Ms Robison said:  “I welcome Dr Darwent as the new Chair of Redress Scotland. She leads an organisation whose main focus is to be responsive to feedback from survivors and ensuring that this important work is underpinned by three principles – dignity, compassion and respect.

“For decades, some children in residential care in Scotland were failed by those entrusted to look after them. Scotland has taken steps to face up to the failings of the past by establishing Scotland’s Redress Scheme, which will play a critical part in its delivery.

“While nothing can ever make up for the sufferings survivors have endured, the scheme is making a real difference to many survivors as it goes some way to providing acknowledgement and recognition of the harm caused.”

Dr Kirsty Darwent, who applied for the post,  said:  “It is an honour to join Redress Scotland and to build on the significant progress made in its first two years. I intend to listen to survivors’ views on the work of Redress Scotland and I want to continue to deliver on their expectations.

“The organisation is playing its part in the wider effort to ensure that the wrongs of the past are acknowledged, learned from, and never repeated, and I look forward to contributing to this important work. 
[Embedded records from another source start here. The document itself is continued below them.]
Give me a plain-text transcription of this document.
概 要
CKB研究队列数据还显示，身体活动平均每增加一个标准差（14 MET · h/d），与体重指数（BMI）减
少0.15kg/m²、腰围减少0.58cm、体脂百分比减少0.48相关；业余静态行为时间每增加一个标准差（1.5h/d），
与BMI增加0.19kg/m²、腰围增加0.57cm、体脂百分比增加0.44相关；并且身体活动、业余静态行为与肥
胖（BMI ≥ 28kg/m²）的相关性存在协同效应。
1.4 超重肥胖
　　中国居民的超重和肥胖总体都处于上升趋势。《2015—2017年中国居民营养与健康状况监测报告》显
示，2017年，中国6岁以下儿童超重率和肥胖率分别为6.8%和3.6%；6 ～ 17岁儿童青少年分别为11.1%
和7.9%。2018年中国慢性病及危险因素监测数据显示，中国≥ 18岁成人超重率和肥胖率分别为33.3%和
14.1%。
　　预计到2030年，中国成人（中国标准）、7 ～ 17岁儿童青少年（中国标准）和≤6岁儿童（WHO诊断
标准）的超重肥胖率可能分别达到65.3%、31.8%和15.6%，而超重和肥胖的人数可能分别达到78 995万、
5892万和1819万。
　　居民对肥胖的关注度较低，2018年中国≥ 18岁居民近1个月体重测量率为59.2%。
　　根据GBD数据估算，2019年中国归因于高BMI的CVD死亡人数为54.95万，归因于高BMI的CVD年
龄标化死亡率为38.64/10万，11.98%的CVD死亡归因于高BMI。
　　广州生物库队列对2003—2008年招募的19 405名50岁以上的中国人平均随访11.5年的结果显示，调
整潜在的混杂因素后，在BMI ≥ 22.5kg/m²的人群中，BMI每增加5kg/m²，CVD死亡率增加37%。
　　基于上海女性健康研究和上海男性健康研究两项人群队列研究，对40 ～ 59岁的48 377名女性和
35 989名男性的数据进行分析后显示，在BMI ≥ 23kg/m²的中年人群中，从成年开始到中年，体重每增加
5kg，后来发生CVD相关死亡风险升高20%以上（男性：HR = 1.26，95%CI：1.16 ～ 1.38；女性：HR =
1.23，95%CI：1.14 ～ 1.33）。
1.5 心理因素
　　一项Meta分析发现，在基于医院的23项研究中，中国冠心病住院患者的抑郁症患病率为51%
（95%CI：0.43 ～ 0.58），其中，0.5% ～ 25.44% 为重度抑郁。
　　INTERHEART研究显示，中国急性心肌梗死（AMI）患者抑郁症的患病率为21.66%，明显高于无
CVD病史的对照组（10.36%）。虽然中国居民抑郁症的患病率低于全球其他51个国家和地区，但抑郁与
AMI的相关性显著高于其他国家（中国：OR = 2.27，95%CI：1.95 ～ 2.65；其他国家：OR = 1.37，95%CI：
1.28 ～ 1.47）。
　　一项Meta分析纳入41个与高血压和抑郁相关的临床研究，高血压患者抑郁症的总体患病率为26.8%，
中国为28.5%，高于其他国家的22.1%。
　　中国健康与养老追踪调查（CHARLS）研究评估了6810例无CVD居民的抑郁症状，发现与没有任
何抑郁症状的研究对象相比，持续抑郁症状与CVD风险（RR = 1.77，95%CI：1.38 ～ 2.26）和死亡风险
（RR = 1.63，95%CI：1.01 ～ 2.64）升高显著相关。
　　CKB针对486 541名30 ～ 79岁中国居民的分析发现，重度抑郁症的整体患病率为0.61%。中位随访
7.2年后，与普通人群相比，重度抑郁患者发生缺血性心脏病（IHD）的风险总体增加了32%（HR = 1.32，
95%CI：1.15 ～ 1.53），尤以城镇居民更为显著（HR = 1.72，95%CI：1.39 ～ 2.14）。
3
“I am committed to maintaining the confidence of survivors and their next of kin and will do that transparently, and through our independence, effectiveness and efficiency.”

Dr Kirsty Darwent is a Chartered Psychologist and family psychotherapist who worked for many years with children and families, particularly in community settings.

More recently, she has specialised in training and supervising health and care staff and undertaking research that seeks to improve community support and services. This interest led her to non-executive and governance roles and she has been the Chair of Relationships Scotland and the Vice-Chair of NHS Ayrshire and Arran.

She is the Chair of the Scottish Fire and Rescue Service where she works with colleagues to improve the safety and well-being of people in Scotland. She stepped down from her roles with Relationships Scotland and Family Therapy Training Network on 29 August.

Top of page picture: A team of journalists who investigated child abuse in the film Spotlight.